The hosting domain `execsuccessmetrics[.]de` carries a `.de` TLD inconsistent with any plausible Microsoft infrastructure, and the subdomain `chicagodc` appears crafted to suggest a Chicago-area organizational context to a target likely familiar with that geography. A user who lands on this page sees a visually complete, unstyled-but-functional Microsoft login clone with no URL anomaly flagged by the browser chrome, meaning the primary friction point for detection sits with the domain itself rather than with anything the page visually betrays.
A credential-harvesting page impersonating Microsoft 365 targeted a Kentucky organization, rendering a genuine Microsoft authentication background image pulled from aadcdn.msauthimages[.]net to lend the page visual legitimacy while the underlying payload resided on the attacker-controlled domain frefriokea[.]sbs.

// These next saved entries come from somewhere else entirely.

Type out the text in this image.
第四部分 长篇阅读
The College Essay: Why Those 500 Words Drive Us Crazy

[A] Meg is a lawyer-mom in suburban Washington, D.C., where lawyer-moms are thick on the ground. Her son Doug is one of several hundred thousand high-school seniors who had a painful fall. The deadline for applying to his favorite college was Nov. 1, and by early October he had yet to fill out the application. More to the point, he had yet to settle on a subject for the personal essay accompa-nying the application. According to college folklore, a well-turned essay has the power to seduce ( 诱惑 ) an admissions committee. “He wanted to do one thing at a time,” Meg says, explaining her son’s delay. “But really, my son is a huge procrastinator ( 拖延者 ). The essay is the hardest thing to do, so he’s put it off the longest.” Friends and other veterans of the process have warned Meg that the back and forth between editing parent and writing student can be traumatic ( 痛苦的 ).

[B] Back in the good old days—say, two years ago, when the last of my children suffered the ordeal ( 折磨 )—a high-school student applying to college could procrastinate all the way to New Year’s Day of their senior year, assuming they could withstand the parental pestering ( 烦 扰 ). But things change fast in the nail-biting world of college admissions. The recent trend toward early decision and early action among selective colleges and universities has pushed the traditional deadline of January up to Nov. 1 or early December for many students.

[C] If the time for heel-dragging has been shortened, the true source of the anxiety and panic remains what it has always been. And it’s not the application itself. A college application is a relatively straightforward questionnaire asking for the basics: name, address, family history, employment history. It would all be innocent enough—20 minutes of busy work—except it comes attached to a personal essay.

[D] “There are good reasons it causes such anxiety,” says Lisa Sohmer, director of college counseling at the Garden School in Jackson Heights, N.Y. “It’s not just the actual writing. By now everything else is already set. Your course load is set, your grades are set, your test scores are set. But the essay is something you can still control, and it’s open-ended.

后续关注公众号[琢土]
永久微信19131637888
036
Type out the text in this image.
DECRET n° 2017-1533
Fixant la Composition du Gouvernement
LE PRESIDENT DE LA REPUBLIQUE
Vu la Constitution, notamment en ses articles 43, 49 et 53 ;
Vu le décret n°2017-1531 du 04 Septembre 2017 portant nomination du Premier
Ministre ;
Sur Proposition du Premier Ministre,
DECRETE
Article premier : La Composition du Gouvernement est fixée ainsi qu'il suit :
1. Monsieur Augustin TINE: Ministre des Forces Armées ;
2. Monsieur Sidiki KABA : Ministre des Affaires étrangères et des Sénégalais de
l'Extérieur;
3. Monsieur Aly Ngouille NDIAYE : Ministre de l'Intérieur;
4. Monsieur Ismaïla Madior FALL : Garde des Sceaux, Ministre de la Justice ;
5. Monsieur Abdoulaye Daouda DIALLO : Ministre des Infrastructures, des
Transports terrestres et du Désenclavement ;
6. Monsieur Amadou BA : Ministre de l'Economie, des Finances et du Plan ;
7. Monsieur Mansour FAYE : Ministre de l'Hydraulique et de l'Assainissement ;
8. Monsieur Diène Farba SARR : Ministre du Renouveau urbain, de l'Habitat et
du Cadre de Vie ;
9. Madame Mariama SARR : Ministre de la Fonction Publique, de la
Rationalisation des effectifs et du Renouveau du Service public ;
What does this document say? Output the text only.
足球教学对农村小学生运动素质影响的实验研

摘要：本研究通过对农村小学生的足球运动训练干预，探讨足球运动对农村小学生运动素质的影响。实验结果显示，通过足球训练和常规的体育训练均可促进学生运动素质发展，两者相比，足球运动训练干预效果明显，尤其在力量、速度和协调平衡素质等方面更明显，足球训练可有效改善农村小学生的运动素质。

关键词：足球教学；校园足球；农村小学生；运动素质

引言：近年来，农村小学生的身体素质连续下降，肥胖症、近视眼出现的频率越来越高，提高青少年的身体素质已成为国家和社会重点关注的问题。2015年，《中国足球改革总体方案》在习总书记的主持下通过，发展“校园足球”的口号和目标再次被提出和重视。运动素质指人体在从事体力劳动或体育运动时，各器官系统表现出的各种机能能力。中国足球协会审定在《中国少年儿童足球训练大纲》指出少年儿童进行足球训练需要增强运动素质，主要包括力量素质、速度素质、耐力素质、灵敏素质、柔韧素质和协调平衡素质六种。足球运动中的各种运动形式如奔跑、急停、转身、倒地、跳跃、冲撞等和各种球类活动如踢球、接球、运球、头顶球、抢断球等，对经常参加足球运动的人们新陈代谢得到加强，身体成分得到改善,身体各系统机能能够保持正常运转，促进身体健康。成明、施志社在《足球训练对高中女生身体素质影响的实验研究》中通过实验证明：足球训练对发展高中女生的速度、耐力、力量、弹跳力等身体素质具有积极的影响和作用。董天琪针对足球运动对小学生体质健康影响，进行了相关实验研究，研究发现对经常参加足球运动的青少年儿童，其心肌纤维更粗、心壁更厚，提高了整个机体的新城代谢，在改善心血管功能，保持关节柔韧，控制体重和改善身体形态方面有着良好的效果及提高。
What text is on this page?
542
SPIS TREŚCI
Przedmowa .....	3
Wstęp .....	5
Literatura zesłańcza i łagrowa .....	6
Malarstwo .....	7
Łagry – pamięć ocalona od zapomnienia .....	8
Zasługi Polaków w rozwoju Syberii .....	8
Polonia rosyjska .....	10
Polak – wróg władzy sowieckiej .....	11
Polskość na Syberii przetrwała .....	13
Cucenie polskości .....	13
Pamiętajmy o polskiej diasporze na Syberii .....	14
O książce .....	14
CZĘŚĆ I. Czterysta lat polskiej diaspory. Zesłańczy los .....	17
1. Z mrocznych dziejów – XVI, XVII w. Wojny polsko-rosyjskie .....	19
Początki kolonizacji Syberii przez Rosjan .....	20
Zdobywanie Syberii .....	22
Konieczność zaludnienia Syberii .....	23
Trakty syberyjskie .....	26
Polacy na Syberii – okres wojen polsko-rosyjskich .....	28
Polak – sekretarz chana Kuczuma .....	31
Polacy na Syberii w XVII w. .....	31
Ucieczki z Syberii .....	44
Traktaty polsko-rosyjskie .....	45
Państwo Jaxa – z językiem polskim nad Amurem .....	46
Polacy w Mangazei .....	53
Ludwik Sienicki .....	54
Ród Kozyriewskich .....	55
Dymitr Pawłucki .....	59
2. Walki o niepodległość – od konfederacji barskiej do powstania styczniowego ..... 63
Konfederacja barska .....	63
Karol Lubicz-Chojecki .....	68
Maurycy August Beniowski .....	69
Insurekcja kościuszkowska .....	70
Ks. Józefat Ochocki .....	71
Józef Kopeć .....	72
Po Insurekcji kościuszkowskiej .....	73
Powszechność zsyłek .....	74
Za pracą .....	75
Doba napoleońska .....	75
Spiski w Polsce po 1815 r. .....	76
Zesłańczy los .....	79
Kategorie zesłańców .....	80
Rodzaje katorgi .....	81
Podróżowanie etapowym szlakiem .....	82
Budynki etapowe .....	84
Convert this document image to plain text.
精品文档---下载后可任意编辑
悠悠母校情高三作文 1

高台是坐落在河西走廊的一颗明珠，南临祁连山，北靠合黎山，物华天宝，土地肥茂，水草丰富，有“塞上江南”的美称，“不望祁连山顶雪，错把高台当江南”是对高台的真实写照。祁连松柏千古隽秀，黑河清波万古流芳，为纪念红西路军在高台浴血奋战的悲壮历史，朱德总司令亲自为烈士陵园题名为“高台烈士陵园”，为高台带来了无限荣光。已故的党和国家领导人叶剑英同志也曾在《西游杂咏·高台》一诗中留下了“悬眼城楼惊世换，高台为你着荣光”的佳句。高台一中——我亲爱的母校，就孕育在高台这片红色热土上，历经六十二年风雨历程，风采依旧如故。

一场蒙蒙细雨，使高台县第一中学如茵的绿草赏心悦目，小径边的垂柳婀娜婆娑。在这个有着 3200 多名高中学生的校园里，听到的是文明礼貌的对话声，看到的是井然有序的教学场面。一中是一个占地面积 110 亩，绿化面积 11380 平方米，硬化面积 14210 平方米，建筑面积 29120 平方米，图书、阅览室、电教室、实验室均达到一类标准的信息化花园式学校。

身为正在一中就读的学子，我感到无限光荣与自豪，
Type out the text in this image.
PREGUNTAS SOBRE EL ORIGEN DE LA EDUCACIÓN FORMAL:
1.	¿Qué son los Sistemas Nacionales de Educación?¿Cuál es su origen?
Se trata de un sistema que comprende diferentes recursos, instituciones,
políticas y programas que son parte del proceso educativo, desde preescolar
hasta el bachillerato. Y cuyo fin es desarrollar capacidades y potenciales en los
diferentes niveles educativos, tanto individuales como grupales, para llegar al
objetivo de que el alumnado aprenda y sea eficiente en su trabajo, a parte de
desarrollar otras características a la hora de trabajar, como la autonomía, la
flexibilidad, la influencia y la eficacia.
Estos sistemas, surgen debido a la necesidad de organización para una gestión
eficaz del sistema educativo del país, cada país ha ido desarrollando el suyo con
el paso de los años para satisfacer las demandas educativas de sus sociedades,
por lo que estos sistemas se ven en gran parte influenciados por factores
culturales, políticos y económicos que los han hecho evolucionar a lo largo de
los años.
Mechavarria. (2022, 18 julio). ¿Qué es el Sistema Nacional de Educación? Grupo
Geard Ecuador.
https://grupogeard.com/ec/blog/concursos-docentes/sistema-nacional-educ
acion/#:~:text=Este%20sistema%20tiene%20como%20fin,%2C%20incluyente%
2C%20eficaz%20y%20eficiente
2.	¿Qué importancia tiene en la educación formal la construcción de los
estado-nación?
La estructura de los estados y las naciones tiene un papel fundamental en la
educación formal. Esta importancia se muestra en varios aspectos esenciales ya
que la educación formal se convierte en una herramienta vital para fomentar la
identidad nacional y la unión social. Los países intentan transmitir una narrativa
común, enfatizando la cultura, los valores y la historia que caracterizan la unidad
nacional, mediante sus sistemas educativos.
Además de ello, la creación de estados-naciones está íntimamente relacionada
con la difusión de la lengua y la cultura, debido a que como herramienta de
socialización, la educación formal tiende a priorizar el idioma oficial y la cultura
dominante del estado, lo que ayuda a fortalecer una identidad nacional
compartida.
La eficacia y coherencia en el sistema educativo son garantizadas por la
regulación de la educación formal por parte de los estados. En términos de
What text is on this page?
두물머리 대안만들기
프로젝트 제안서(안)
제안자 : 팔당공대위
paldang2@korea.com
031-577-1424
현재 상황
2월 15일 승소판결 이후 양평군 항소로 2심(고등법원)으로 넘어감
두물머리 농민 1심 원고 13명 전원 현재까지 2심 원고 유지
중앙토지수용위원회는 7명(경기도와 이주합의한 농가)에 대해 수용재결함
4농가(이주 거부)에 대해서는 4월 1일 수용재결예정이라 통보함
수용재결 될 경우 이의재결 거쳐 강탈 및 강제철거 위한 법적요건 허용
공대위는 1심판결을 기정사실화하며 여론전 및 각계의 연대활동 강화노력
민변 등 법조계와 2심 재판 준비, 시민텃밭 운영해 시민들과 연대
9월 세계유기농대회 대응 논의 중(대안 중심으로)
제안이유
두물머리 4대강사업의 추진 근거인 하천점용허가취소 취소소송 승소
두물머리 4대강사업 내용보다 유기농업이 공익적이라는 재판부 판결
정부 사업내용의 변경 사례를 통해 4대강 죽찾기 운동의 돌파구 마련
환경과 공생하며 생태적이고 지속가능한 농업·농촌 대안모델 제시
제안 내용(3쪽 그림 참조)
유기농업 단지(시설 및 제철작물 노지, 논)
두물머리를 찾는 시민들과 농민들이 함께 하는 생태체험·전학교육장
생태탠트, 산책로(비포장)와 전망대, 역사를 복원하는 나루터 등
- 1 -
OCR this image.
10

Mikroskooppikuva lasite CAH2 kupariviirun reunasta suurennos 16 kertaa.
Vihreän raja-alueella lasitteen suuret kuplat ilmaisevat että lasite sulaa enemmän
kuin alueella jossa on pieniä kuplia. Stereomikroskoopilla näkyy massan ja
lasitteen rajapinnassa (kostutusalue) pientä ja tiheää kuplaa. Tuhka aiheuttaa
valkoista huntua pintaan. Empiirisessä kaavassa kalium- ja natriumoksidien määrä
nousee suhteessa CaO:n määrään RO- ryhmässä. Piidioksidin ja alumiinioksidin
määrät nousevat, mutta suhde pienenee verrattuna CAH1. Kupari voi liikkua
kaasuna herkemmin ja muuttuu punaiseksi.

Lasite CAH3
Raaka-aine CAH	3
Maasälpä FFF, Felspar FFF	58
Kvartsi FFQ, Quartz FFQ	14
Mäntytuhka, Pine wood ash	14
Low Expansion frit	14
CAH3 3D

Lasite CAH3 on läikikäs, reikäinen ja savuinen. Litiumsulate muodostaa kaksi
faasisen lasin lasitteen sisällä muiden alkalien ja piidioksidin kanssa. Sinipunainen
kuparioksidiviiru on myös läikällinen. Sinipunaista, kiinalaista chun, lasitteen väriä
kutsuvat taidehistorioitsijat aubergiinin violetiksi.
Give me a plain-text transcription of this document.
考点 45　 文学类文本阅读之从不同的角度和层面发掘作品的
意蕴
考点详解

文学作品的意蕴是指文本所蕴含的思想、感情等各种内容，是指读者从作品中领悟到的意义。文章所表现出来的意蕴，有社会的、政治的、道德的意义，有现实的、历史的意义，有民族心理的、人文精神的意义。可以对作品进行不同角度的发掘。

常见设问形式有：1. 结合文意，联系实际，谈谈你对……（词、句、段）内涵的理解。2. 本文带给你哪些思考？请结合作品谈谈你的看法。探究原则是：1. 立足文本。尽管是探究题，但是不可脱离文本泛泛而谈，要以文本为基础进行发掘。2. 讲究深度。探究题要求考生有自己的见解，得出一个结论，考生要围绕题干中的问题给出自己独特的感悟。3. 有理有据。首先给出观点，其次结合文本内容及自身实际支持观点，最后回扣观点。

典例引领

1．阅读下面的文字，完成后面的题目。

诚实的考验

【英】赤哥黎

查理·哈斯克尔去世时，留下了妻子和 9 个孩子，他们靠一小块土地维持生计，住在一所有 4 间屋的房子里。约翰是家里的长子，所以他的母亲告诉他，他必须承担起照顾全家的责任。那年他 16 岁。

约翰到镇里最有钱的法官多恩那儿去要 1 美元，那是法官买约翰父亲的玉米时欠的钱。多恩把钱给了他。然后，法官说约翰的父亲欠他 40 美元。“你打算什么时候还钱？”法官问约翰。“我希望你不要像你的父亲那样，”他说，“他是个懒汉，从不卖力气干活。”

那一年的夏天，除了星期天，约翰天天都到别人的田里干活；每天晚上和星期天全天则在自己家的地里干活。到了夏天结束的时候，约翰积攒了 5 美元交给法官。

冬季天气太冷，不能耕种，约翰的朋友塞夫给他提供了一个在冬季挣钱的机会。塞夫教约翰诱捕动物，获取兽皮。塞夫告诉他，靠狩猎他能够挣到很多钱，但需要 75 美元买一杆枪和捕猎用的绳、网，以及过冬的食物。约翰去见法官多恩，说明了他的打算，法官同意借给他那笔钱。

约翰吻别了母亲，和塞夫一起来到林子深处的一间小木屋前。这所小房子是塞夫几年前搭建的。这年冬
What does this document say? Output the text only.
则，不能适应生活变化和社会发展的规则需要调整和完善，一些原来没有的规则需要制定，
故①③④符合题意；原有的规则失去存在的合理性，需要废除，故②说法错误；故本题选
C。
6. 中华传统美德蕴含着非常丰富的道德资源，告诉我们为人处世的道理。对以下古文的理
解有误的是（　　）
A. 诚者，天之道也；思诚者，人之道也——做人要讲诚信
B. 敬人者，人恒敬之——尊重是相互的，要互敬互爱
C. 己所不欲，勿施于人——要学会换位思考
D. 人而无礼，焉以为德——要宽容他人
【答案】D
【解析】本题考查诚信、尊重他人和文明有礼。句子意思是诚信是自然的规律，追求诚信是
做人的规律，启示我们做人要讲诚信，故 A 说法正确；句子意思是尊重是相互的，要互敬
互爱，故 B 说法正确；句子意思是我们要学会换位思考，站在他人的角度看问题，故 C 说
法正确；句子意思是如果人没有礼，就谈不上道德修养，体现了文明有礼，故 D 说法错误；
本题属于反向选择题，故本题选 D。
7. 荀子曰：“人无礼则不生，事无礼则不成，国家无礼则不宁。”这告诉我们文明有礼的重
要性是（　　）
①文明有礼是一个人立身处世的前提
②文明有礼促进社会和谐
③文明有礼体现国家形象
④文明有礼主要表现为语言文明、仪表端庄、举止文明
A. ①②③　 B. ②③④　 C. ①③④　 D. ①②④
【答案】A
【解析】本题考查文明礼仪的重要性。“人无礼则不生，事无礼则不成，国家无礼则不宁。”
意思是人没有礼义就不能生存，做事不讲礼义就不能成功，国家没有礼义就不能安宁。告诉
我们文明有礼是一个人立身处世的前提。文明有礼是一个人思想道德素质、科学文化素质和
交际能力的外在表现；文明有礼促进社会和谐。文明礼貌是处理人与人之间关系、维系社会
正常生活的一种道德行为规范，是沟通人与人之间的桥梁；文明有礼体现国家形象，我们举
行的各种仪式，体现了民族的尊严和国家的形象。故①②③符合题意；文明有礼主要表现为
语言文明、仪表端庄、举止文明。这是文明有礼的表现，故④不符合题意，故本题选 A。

Detections occurred on June 04, 2026, with two observed events recorded against the target. The page loads a large base64-encoded blob assigned to the variable jj, which is the obfuscated core of the kit and conceals both the credential-capture logic and the exfiltration endpoint from casual static inspection, meaning the actual form POST target or fetch destination cannot be confirmed without executing and decoding that payload. A clipboard-hijacking script intercepts any copy event outside of input fields and silently replaces the clipboard contents with the single character "v," a technique that disrupts a victim's ability to copy the URL or page source for manual inspection without producing any visible indication that tampering occurred.